For a more general discussion about the security of Internet-connected devices, see for example the [https://www.iotsecurityfoundation.org/ IoT Security foundation website] or [https://www.microsoft.com/en-us/research/publication/seven-properties-highly-secure-devices/ this paper] by Microsoft.
=Licensing=
It is known that a GNU/Linux system is based on a large amount of open source software. Consequently, the manufacturers of a product embedding such software must deal with the open source license compliance.
This topic is beyond the scope of this document, but a couple of links are provided anyway:
*[https://elinux.org/Legal_Issues This article] provides an overview of license-related legal issues
*Yocto build system generates automatically a manifest file to make the compliance management easier. For more details, please refer to [[https://www.yoctoproject.org/docs/1.8/dev-manual/dev-manual.html#maintaining-open-source-license-compliance-during-your-products-lifecycle|this link]]
=Certifications=
In general, all the products must conform to a set of standards in order to get the certificates required to be sold ([https://en.wikipedia.org/wiki/CE_marking CE marking] and [https://en.wikipedia.org/wiki/FCC_Declaration_of_Conformity FCC_Declaration_of_Conformity] are two well-known examples.

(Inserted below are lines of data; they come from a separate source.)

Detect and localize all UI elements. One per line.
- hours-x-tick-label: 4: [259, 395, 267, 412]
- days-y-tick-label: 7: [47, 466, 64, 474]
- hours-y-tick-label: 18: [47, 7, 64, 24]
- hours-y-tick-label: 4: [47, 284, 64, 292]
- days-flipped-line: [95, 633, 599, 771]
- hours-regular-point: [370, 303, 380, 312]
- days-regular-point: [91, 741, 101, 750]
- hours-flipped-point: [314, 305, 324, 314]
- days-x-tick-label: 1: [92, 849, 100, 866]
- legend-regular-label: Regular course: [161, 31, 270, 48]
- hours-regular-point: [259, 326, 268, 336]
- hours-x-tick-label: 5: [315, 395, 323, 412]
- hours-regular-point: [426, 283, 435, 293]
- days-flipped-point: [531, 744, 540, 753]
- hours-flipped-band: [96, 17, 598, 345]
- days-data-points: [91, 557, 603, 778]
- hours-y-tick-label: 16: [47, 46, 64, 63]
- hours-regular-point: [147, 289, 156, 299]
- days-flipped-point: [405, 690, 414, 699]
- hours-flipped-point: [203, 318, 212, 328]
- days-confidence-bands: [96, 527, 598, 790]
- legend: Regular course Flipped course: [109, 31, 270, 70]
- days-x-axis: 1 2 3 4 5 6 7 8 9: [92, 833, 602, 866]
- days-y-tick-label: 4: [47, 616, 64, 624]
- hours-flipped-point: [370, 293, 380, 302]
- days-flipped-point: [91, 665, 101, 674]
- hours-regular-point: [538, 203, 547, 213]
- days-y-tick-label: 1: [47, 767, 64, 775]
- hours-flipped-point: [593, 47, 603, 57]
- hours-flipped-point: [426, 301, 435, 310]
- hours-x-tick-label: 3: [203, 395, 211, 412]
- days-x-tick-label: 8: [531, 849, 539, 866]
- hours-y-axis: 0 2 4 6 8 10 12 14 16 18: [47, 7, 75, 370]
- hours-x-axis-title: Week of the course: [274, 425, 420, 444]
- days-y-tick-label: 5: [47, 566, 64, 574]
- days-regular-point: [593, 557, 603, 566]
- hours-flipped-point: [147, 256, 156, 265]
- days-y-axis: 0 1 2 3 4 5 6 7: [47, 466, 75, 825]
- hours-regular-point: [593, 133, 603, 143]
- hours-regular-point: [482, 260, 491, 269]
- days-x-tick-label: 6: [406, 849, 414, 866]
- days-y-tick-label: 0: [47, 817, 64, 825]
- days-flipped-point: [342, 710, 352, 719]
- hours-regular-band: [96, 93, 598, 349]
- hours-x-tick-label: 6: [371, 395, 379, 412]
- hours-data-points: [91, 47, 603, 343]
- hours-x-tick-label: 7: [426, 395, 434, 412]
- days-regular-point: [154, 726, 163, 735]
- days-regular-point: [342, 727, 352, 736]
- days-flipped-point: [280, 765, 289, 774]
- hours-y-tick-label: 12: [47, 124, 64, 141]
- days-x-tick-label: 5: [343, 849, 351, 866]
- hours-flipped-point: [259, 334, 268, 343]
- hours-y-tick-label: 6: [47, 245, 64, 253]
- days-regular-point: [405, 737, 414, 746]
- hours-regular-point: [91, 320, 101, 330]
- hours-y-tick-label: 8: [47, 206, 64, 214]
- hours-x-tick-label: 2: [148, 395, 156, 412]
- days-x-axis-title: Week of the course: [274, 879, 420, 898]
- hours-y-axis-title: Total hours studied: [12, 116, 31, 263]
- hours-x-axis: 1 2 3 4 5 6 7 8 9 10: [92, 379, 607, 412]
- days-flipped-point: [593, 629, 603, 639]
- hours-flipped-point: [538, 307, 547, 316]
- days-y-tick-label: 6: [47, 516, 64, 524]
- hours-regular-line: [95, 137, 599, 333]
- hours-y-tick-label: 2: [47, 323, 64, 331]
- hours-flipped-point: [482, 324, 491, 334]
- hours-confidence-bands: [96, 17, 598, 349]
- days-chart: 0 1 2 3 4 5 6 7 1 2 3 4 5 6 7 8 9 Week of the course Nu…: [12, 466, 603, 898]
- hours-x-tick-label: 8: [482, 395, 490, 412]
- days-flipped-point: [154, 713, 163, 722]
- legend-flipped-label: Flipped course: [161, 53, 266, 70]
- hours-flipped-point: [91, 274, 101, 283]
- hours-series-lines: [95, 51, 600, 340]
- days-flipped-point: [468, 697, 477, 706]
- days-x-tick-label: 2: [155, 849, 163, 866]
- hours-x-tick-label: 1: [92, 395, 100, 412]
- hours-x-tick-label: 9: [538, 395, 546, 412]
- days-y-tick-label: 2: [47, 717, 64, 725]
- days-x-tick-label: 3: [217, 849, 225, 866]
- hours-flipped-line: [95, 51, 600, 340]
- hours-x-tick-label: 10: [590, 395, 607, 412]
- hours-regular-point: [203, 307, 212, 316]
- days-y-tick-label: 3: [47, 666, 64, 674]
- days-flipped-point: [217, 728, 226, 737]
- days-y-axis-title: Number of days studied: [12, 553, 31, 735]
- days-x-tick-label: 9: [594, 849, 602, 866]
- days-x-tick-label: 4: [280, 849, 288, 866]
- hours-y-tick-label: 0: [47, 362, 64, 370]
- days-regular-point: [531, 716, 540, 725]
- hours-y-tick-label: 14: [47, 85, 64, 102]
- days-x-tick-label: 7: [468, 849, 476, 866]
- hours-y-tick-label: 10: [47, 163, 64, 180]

In many cases, software modifications to the Board Support Package (BSP) or the user applications are required to pass the compliance tests dictated by these regulations (*). In a typical scenario, these modifications are usually carried out after the development of the user applications. Nevertheless, these changes must be committed to the source repositories in order to be part of the production images that are stored into the product.

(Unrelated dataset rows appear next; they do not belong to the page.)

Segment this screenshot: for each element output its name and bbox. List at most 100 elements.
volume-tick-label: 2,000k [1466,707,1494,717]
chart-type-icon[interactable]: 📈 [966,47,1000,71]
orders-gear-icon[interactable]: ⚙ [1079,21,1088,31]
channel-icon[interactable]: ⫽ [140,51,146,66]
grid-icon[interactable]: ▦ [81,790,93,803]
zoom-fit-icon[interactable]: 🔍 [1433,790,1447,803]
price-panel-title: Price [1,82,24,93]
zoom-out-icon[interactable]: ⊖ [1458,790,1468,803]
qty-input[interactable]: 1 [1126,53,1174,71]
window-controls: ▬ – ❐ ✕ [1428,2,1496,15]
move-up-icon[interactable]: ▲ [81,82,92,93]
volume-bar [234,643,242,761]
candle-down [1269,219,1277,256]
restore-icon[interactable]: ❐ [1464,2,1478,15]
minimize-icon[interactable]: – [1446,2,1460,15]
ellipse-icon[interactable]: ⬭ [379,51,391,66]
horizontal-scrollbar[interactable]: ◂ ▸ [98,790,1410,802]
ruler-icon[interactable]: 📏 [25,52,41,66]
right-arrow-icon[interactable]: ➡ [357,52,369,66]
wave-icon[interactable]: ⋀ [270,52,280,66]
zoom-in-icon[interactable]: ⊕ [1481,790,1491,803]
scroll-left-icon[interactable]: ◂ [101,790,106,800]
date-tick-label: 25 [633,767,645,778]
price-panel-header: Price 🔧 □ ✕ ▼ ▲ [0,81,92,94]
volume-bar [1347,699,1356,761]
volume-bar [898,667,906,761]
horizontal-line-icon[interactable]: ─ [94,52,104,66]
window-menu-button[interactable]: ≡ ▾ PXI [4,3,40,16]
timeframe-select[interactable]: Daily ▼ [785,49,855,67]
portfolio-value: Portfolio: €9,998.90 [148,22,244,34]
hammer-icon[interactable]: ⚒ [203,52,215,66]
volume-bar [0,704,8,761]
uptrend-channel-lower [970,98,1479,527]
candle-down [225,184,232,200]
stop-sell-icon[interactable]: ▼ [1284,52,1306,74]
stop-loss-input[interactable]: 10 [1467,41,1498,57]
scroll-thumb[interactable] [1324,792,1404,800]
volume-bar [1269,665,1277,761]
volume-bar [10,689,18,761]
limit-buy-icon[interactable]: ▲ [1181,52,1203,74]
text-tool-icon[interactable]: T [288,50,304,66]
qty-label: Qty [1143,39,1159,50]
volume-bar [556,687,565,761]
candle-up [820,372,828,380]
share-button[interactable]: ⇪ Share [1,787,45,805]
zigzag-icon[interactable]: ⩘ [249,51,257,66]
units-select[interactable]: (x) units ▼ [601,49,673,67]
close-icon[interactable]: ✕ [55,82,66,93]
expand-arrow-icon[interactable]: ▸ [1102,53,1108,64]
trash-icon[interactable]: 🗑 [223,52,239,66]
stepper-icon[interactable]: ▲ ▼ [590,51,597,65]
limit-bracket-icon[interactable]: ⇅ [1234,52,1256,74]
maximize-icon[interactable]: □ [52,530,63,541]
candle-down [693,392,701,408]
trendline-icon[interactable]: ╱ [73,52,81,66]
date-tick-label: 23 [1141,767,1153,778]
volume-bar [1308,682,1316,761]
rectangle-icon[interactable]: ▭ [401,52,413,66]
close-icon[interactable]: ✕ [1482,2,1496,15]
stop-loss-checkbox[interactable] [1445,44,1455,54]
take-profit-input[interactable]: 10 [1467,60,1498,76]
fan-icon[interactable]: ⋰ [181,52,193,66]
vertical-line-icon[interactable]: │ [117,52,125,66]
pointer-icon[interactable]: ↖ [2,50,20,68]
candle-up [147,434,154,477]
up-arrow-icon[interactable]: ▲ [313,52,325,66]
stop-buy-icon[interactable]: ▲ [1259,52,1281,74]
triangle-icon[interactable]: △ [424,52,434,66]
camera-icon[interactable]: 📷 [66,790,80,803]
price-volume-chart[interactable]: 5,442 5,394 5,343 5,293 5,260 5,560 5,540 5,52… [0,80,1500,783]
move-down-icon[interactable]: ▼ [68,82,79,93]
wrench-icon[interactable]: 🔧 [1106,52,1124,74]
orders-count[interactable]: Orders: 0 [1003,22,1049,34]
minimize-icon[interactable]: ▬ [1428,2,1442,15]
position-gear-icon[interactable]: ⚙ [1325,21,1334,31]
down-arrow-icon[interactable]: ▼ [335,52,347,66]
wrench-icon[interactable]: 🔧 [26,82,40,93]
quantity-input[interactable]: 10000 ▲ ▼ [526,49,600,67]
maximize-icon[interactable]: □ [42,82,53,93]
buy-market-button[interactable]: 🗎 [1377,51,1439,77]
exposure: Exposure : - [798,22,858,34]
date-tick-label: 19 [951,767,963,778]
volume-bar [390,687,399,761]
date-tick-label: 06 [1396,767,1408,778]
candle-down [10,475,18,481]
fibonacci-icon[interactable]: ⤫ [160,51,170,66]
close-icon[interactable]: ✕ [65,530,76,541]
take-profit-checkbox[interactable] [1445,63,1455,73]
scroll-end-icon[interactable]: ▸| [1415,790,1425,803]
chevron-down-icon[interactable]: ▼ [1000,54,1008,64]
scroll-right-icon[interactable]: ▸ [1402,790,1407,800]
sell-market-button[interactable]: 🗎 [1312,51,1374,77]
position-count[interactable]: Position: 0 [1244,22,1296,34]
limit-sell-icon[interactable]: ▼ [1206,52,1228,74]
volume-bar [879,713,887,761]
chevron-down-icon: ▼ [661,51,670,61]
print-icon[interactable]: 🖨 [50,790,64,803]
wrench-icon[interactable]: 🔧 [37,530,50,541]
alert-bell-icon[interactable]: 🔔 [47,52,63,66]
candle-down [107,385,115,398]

(*) A common example is the enabling of the spread-spectrum technique to reduce the electromagnetic emission peak associated with a digital clock, which is usually implemented at boot loader level.
=Misc=
* Even if '''DAVE Embedded Systems''' programs the MAC address in flash (as an example) at the manufacturing stage, the customer may erase, overwrite, modify this number for the actual CPU module. Also, the strategy and the position (NOR, NAND, E2PROM,...) of the MAC address may vary. '''DAVE Embedded Systems''' cannot guarantee - in other words - that MAC address is maintained in the form and position it had when delivered.
* An end-product hosting a '''DAVE Embedded Systems''' CPU module is not always a '''DAVE Embedded Systems'''' product. When it is (and there are some examples), '''DAVE Embedded Systems''' puts the proper MAC address on the product. When it's not, DAVE can't provide MAC addresses: as already stated, the list of DAVE's MAC addresses is public, and by reading this list everybody can see that the product manufacturer is '''DAVE Embedded Systems''', which is not true.
==Handling different product models==
It is quite common to manufacture different product models on the top of the same hardware platform. In such cases, it is convenient to use a unified software for all models. DAVE Embedded Systems provides the [[ConfigID_and_UniqueID|ConfigID]] mechanism that can be exploited to achieve this goal. ConfigID can be exploited at boot loader level, at kernel level, and at application level.